It was a relatively quiet week for mortgage markets. The most highly anticipated economic news, the key labor market report, was roughly in line with expectations overall. Mortgage rates ended the week a little higher.
The closely watched Employment report released on Friday contained no major surprises. Against a consensus forecast of 325,000, the economy gained 390,000 jobs in May. Particular strength was seen in the leisure and hospitality sectors, which gained 84,000 jobs, while the retail sector lost 61,000 jobs. Despite another month of solid gains, the economy still has slightly fewer total jobs than in early 2020 prior to the pandemic.
The unemployment rate held steady at 3.6%, just above the lowest level since 1969. Average hourly earnings, an indicator of wage growth, were an impressive 5.2% higher than a year ago, down from an even larger annual rate of increase of 5.5% last month. In a separate report released on Wednesday, job openings remained near record levels above 11 million, over 4 million more than in January 2020. In short, the labor market remains extremely tight.

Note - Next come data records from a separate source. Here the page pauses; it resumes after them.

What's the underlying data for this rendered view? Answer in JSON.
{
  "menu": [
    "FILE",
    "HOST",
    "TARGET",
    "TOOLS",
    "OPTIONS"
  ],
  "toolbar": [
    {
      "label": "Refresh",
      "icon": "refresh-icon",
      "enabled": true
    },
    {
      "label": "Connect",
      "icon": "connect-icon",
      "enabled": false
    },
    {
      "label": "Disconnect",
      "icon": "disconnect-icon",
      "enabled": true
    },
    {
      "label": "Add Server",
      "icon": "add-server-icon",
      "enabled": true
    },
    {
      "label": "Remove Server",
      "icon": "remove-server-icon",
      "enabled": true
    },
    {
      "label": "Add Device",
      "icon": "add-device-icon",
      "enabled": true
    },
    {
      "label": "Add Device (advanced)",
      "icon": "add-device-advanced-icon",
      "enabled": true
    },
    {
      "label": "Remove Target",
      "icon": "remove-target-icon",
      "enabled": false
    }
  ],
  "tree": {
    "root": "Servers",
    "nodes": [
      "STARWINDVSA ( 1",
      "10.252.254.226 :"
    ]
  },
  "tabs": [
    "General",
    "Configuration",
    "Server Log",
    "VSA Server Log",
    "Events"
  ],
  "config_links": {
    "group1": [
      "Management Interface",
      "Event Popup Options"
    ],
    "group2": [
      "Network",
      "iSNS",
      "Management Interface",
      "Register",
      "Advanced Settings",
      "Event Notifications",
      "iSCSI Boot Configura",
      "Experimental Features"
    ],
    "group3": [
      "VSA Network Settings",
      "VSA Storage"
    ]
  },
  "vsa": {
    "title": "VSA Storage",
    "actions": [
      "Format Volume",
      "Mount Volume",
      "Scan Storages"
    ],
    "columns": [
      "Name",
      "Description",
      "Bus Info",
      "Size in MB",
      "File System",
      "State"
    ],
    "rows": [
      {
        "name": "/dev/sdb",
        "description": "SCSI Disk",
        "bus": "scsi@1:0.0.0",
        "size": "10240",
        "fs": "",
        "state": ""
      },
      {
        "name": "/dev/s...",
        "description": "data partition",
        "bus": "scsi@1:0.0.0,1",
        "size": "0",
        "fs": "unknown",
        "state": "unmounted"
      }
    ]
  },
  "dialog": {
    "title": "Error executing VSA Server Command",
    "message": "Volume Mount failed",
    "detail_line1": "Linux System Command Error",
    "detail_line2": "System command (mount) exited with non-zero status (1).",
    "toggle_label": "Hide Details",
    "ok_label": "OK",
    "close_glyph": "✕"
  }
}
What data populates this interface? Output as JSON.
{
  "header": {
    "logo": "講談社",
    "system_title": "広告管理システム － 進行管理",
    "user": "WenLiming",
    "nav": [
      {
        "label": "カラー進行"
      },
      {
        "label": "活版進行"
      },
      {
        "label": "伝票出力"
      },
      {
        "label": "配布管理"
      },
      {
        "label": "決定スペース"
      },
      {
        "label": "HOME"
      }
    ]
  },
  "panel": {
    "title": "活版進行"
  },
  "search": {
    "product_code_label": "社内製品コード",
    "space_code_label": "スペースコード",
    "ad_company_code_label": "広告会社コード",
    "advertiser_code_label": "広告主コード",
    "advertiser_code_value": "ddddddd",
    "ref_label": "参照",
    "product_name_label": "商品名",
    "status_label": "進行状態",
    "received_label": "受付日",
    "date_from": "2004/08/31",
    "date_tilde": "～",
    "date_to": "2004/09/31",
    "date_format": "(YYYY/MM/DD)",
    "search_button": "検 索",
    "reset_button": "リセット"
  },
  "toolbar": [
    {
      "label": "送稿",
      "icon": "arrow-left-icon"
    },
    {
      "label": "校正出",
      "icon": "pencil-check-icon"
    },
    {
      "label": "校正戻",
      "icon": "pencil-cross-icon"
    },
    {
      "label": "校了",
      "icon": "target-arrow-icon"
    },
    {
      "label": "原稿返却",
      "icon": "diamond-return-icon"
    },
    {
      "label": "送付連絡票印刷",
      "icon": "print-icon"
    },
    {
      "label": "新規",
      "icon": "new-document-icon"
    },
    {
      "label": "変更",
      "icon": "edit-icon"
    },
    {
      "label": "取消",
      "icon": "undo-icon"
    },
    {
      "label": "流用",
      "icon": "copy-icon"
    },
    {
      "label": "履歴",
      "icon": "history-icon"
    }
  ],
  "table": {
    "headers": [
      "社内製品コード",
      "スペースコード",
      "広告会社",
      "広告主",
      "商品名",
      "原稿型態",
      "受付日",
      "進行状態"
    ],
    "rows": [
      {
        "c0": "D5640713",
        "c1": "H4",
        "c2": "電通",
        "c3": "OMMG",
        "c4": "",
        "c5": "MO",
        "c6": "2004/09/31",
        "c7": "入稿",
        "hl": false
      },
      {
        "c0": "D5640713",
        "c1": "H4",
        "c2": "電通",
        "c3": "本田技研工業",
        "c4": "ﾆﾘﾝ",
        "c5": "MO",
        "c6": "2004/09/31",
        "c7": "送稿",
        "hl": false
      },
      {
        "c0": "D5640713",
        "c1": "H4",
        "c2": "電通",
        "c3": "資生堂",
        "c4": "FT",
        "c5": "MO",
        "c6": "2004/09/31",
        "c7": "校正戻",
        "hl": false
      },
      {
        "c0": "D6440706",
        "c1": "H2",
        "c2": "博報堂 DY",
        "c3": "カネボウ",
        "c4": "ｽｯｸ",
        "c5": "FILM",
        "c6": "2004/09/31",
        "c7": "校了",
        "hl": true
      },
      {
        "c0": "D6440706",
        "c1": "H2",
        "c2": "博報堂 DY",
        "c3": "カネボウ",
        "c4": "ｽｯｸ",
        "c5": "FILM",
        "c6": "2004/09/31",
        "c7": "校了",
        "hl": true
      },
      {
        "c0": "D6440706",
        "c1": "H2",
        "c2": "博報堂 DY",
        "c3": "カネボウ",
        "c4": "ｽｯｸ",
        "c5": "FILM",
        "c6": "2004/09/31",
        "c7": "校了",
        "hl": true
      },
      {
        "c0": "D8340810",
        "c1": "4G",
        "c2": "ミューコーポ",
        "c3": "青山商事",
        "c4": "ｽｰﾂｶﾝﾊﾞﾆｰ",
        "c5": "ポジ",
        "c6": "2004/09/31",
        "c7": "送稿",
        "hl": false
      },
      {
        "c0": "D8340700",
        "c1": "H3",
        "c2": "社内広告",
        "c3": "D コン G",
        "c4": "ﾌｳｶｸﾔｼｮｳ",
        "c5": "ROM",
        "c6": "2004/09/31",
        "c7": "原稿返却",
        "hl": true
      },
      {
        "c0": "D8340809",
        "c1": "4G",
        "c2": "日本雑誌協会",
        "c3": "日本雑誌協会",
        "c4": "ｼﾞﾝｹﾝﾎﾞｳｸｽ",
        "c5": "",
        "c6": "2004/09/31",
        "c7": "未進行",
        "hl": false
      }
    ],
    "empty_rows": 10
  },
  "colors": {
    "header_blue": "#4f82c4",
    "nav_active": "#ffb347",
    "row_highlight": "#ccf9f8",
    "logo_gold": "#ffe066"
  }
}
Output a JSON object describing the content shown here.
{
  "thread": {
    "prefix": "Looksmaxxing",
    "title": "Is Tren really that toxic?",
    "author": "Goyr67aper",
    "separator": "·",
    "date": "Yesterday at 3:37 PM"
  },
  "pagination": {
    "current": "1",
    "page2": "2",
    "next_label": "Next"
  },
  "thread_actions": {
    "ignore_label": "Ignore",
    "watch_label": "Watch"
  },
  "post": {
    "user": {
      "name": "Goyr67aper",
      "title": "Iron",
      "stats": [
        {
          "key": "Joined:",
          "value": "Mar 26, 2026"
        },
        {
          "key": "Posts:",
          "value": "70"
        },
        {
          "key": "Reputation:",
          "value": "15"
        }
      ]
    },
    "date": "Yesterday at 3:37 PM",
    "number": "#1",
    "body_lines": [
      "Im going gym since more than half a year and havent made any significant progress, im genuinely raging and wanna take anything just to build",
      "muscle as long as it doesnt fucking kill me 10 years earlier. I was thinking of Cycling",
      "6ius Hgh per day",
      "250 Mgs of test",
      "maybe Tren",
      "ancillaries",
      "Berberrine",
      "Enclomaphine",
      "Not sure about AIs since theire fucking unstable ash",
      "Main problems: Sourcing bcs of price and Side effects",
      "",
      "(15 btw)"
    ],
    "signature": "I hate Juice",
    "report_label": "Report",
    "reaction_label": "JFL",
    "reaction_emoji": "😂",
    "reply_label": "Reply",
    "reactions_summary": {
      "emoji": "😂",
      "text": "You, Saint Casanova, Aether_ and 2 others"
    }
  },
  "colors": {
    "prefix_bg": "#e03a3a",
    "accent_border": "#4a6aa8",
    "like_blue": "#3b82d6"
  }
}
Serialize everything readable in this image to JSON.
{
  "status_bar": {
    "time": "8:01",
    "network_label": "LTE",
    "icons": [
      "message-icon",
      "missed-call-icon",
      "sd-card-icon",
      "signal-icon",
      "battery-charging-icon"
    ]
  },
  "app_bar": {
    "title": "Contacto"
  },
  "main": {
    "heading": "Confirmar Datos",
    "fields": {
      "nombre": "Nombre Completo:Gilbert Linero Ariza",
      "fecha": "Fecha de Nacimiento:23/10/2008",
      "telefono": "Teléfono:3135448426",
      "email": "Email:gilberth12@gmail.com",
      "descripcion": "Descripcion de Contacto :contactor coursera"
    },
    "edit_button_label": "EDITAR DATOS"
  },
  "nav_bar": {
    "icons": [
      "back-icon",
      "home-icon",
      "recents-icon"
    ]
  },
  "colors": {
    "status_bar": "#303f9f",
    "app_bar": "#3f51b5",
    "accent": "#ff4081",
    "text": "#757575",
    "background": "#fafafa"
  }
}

A couple of other significant economic indicators released this week from the Institute of Supply Management (ISM) remained at high levels by historical standards. The national services sector index came in at 55.9 and the national manufacturing index at 56.1. Levels above 50 indicate that the sectors are expanding. Investors are watching to see if consumers will shift to purchasing more services and fewer goods in coming months.
Looking ahead, investors will continue to closely follow news on Ukraine and Covid case counts in China. They will also look for additional Fed guidance on the pace of future rate hikes and bond portfolio reduction. Beyond that, the next European Central Bank meeting will take place on Thursday. The Consumer Price Index (CPI) will be released on Friday. CPI is a widely followed monthly inflation indicator that looks at the price changes for a broad range of goods and services.